For help, type "help".
Type "apropos word" to search for commands related to "word"...
Reading symbols from /home/yashi/work/yoshida/agent-ws/install/lib/micro_ros_agent/micro_ros_agent...
Starting program: /home/yashi/work/yoshida/agent-ws/install/lib/micro_ros_agent/micro_ros_agent udp4 --port 8888
[Thread debugging using libthread_db enabled]
Using host libthread_db library "/lib/x86_64-linux-gnu/libthread_db.so.1".
[New Thread 0x7ffff53ff6c0 (LWP 448395)]
[New Thread 0x7ffff4bfe6c0 (LWP 448396)]
[New Thread 0x7ffff43fd6c0 (LWP 448397)]
[1695638338.755919] info     | UDPv4AgentLinux.cpp | init                     | running...             | port: 8888
[New Thread 0x7ffff3bfc6c0 (LWP 448398)]
[New Thread 0x7ffff33fb6c0 (LWP 448399)]
[New Thread 0x7ffff2bfa6c0 (LWP 448400)]
[New Thread 0x7ffff23f96c0 (LWP 448401)]
[New Thread 0x7ffff1bf86c0 (LWP 448402)]
[1695638338.756566] info     | Root.cpp           | set_verbose_level        | logger setup           | verbose_level: 4

Then we I start the MCU, additional message displayed:

[1695638522.802447] info     | Root.cpp           | create_client            | create                 | client_key: 0x0542EA63, session_id: 0x81
[1695638522.802642] info     | SessionManager.hpp | establish_session        | session established    | client_key: 0x0542EA63, address: 10.30.1.102:45528
[New Thread 0x7ffff13f76c0 (LWP 450585)]
[New Thread 0x7ffff0bf66c0 (LWP 450586)]
[New Thread 0x7fffe3fff6c0 (LWP 450587)]
[New Thread 0x7fffe37fe6c0 (LWP 450588)]
[New Thread 0x7fffe2ffd6c0 (LWP 450589)]
[New Thread 0x7fffe27fc6c0 (LWP 450590)]
[New Thread 0x7fffe1ffb6c0 (LWP 450591)]
[New Thread 0x7fffe17fa6c0 (LWP 450592)]
[New Thread 0x7fffe0ff96c0 (LWP 450593)]
[New Thread 0x7fffd7fff6c0 (LWP 450594)]
[New Thread 0x7fffd77fe6c0 (LWP 450595)]
[New Thread 0x7fffd6ffd6c0 (LWP 450596)]
[New Thread 0x7fffd67fc6c0 (LWP 450597)]
[New Thread 0x7fffd5ffb6c0 (LWP 450598)]
[New Thread 0x7fffd57fa6c0 (LWP 450599)]
[1695638522.829744] info     | ProxyClient.cpp    | create_participant       | participant created    | client_key: 0x0542EA63, participant_id: 0x000(1)
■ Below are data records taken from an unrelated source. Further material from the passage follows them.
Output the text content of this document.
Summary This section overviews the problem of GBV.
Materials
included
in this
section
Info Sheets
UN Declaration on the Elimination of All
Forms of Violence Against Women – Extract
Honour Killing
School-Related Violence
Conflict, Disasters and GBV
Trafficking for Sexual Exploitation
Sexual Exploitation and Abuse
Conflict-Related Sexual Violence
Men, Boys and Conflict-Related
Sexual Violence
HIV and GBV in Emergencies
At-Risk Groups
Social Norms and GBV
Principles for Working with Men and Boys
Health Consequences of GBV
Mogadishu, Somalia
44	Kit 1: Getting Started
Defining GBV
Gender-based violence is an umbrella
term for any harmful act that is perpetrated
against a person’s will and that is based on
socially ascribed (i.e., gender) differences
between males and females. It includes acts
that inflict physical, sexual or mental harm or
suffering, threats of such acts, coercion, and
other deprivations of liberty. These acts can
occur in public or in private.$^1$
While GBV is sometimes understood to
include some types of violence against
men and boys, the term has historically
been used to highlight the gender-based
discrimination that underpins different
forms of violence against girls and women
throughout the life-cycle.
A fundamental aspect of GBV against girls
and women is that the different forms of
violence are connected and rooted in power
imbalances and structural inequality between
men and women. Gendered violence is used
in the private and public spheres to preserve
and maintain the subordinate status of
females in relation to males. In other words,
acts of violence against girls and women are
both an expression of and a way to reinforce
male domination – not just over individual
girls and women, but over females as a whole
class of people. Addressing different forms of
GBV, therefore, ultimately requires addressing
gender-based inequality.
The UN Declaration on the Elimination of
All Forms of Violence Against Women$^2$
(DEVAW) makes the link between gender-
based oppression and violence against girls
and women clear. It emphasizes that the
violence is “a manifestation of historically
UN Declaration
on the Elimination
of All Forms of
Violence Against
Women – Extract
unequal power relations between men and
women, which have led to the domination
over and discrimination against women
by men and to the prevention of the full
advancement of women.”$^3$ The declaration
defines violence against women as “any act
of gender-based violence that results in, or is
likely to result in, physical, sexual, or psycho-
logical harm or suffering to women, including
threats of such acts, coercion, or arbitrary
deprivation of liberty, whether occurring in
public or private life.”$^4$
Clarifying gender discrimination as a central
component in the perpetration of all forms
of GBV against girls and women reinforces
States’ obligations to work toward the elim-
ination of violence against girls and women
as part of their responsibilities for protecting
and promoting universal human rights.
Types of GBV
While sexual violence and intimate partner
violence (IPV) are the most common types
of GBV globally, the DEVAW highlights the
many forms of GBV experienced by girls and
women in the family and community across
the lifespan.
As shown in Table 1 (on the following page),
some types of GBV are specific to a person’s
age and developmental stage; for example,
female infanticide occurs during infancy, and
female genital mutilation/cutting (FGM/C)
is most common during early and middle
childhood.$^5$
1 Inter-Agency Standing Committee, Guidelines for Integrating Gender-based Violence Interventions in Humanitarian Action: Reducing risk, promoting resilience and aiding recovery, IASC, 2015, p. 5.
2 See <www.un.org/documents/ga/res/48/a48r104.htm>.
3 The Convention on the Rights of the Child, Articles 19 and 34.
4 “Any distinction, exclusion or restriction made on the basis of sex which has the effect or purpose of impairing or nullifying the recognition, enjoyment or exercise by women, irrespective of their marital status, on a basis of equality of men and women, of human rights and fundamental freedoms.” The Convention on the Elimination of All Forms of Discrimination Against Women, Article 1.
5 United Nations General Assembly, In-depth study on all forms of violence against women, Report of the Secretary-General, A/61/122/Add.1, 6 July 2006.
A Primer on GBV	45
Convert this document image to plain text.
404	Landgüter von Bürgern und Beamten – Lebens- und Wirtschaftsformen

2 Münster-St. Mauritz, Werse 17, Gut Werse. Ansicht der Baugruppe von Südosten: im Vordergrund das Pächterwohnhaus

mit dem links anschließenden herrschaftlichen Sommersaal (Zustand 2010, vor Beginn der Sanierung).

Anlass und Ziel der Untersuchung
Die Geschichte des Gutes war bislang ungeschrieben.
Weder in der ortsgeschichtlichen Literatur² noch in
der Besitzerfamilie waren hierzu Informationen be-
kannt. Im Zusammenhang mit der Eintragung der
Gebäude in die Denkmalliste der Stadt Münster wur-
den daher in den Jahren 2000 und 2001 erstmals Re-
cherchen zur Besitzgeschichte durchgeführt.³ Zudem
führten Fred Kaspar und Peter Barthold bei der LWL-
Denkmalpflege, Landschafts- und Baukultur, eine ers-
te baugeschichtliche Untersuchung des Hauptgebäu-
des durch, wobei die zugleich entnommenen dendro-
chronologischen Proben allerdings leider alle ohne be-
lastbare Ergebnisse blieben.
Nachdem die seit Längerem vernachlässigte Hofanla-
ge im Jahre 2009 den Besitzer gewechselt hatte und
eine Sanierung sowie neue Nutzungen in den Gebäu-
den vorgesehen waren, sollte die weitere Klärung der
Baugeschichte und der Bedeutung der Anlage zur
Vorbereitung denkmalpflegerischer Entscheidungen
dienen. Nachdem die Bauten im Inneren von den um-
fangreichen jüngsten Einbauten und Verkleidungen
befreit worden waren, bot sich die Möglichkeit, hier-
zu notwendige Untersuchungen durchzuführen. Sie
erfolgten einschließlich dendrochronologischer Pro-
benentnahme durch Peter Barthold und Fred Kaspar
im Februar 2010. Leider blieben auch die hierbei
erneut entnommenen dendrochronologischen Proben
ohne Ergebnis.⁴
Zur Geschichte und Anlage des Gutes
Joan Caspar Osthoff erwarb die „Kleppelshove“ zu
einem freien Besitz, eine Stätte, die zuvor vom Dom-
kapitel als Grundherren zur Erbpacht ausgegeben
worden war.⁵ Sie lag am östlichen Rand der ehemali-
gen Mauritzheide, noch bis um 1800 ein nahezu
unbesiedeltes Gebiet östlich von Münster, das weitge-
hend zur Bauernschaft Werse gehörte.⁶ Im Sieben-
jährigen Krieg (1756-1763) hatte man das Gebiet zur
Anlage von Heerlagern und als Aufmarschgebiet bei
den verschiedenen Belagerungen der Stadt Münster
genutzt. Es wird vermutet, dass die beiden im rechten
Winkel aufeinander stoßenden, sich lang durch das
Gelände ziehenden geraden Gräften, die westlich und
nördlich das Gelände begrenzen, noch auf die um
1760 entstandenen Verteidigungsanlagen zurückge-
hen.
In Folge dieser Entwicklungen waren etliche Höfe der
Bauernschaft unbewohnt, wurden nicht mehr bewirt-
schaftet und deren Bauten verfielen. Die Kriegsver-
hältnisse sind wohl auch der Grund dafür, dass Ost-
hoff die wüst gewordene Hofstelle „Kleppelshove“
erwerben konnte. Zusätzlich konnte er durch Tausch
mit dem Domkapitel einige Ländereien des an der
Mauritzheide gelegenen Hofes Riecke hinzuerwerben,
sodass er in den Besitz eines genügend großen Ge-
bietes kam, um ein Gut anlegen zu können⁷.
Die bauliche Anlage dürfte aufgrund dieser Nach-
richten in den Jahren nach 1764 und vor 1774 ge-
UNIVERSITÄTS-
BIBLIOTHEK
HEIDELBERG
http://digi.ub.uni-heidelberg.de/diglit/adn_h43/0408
[1695638522.831119] info     | ProxyClient.cpp    | create_topic             | topic created          | client_key: 0x0542EA63, topic_id: 0x000(2), participant_id: 0x000(1)
[1695638522.831973] info     | ProxyClient.cpp    | create_subscriber        | subscriber created     | client_key: 0x0542EA63, subscriber_id: 0x000(4), participant_id: 0x000(1)
[1695638523.164441] info     | ProxyClient.cpp    | create_datareader        | datareader created     | client_key: 0x0542EA63, datareader_id: 0x000(6), subscriber_id: 0x000(4)
[New Thread 0x7fffd4ff96c0 (LWP 450600)]
[New Thread 0x7fffc7fff6c0 (LWP 450601)]
[New Thread 0x7fffc77fe6c0 (LWP 450602)]
[New Thread 0x7fffc6ffd6c0 (LWP 450603)]
[New Thread 0x7fffc67fc6c0 (LWP 450604)]
[New Thread 0x7fffc5ffb6c0 (LWP 450605)]
[New Thread 0x7fffc57fa6c0 (LWP 450606)]
[1695638523.173110] info     | ProxyClient.cpp    | create_participant       | participant created    | client_key: 0x0542EA63, participant_id: 0x001(1)
[1695638523.174367] info     | ProxyClient.cpp    | create_topic             | topic created          | client_key: 0x0542EA63, topic_id: 0x001(2), participant_id: 0x001(1)
[1695638523.175187] info     | ProxyClient.cpp    | create_publisher         | publisher created      | client_key: 0x0542EA63, publisher_id: 0x000(3), participant_id: 0x001(1)
[1695638523.176740] info     | ProxyClient.cpp    | create_datawriter        | datawriter created     | client_key: 0x0542EA63, datawriter_id: 0x000(5), publisher_id: 0x000(3)
[New Thread 0x7fffc4ff96c0 (LWP 450607)]
[New Thread 0x7fff97fff6c0 (LWP 450608)]
[New Thread 0x7fff977fe6c0 (LWP 450609)]
[New Thread 0x7fff96ffd6c0 (LWP 450610)]
[New Thread 0x7fff967fc6c0 (LWP 450611)]
[New Thread 0x7fff95ffb6c0 (LWP 450612)]
[1695638523.181932] info     | ProxyClient.cpp    | create_participant       | participant created    | client_key: 0x0542EA63, participant_id: 0x002(1)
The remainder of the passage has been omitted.